Coupled with severe punishment, the high conviction rates, according to the report, results in the frequent use of plea bargaining – in 87.5% of cases.
In November, 2011 amendments to the criminal procedure code went into force, which increased judicial control over plea bargaining by explicitly requiring judges to assess not only the legality, but also the fairness of plea agreements between the prosecution and the defendant.
The report says that “large prison population remained a concern.” There were 24,244 inmates in Georgia as of December, 2011, which is one of the highest prison populations per capita in the world.
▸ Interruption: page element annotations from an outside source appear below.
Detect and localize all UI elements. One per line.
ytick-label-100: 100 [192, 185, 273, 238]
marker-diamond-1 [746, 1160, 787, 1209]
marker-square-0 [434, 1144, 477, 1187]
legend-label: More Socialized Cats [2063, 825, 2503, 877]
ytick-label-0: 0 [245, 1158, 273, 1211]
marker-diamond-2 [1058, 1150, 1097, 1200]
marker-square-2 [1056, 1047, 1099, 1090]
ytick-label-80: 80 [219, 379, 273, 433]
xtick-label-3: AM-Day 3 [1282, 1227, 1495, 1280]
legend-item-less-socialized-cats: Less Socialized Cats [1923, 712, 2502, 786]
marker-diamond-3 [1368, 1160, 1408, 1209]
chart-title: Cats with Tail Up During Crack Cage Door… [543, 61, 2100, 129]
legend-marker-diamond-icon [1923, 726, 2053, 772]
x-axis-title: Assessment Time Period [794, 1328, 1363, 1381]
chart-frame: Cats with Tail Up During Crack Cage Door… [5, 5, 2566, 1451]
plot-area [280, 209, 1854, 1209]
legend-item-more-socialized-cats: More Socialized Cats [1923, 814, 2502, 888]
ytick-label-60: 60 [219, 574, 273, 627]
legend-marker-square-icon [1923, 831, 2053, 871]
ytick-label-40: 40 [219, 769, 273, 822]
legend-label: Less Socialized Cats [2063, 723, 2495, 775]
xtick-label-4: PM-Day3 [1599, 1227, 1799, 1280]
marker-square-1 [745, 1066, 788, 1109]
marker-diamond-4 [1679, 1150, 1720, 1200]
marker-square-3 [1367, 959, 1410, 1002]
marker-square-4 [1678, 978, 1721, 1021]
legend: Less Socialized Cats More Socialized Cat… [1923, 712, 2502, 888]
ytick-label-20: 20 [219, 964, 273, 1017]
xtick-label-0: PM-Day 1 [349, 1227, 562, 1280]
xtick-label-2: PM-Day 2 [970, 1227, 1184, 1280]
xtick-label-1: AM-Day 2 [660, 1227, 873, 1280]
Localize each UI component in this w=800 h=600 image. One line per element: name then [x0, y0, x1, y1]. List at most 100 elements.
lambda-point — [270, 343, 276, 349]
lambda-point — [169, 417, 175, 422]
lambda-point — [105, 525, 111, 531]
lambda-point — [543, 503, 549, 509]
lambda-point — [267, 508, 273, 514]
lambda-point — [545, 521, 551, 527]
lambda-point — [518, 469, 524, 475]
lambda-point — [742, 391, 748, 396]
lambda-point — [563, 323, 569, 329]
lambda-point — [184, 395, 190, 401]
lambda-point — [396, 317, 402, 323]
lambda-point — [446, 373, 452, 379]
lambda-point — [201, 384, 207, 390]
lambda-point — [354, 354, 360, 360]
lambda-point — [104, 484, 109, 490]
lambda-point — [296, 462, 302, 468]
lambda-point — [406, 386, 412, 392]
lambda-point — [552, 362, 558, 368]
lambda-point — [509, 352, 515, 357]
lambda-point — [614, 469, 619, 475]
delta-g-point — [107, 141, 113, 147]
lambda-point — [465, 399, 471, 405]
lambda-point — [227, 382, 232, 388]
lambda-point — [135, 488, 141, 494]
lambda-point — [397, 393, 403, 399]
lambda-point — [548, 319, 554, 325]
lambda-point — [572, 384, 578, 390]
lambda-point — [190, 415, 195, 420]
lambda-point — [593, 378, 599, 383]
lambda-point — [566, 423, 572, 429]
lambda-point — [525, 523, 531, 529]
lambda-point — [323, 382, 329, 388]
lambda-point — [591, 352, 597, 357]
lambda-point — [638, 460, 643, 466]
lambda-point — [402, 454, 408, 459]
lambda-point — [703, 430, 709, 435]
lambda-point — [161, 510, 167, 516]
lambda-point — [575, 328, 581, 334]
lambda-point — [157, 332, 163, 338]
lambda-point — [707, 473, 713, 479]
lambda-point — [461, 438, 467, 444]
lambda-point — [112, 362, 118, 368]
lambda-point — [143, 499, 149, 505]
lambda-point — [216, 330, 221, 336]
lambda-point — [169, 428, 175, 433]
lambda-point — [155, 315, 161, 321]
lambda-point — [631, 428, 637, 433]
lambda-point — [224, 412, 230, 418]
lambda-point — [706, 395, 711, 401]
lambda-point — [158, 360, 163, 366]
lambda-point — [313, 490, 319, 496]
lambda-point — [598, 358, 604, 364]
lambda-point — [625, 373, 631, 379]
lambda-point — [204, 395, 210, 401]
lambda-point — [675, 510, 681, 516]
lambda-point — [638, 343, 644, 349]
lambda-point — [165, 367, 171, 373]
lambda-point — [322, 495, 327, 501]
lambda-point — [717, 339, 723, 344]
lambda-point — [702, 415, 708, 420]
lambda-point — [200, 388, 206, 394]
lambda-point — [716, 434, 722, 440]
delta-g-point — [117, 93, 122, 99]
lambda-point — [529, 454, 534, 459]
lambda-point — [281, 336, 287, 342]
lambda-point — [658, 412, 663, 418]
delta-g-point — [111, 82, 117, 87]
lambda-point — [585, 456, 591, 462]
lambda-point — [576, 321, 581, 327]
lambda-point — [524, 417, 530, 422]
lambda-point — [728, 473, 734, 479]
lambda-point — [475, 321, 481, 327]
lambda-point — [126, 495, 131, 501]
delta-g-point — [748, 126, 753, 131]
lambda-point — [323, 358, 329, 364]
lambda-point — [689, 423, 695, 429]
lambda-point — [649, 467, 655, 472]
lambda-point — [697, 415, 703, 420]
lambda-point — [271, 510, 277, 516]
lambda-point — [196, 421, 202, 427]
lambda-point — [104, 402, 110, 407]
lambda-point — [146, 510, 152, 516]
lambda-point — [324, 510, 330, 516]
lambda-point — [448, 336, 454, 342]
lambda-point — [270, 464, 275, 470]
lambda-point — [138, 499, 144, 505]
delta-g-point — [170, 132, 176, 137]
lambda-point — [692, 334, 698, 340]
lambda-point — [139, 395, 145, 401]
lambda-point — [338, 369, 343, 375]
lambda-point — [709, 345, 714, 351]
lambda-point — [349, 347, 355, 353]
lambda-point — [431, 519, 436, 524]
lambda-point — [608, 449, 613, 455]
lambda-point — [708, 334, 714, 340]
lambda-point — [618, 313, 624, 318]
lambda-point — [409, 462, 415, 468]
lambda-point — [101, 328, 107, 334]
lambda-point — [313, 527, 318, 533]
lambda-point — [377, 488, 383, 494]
The Georgian Ministry of Justice has started focusing to promote alternatives to imprisonment and mediation in an attempt to also cut prison population.
According to the report “notable achievements” have been made in the area of juvenile justice and with regard to more liberal approaches in the criminal justice sector.
As regards media freedom, the report notes concerns about “equitable access to distribution networks.” Some TV channels are not able to reach wider audience as they are being denied by some cable networks to be transmitted.
According to the report further progress is needed “to increase the performance and accountability of law enforcement agencies”; it notes of remaining concern over the use of excessive force by the police during dispersal of anti-government protest rally in late May, 2011.
“The lack of democratic oversight on the part of the Constitutional Protection Department of the Ministry of the Interior is also a concern,” the report reads.
The report also notes about Georgia’s “substantial progress in addressing corruption.”
It, however, also notes about “an increasing concern that property rights are not being fully respected in Georgia.”
The report also says that last year’s legislative amendments allowing religious minorities to be registered as legal entities of public law was “one major achievement” in the area of of freedom of religion.
The European Union calls on Tbilisi to enhance its engagement policy towards breakaway regions of Abkhazia and South Ossetia through “pragmatic cooperation with de factor authorities.”
“Take pragmatic and constructive steps to encourage trade, travel and investment across” the administrative boundary lines, reads the report, which says that Tbilisi has taken several steps to implement “its strategy of de-isolation and engagement” with the breakaway regions, including through stepping up efforts to provide health services to residents of those regions.
It says that healthcare services provided to residents of those regions is a “constructive step towards reconciliation”, but the report also notes that these efforts should continue “without preconditions, such as an insistence on the acceptance of Georgian-issued ID documents by the beneficiaries of medical assistance.”
Last year Georgia introduced, what it calls, neutral travel documents and identification cards for those living in breakaway Abkhazia and South Ossetia in an attempt to allow holders of those documents to travel abroad and enjoy various social services and benefits available in the rest of Georgia.
While welcoming introduction of these documents, the European Union has also called on Tbilisi that neutral travel documents “should not be the only means of travel for these populations until they are more widely accepted by them.”
Sokhumi and Tskhinvali, which have slammed these documents, said that Georgia’s neutral travel documents were in fact pushing these two regions into further isolation.
“These documents constitute an important step forward in Georgia's engagement strategy; but given the strong rejection of the documents by the Abkhaz and South Ossetian de facto authorities thus far, it is important that they exist as a de-isolation option, not as an exclusive means for travel of Abkhaz and Ossetians, so that confidence building and dialogue initiatives are not hindered,” the EU’s report reads.
It also says that the continued application of Georgia’s law on occupied territories “remained a concern for the effectiveness of the engagement strategy.”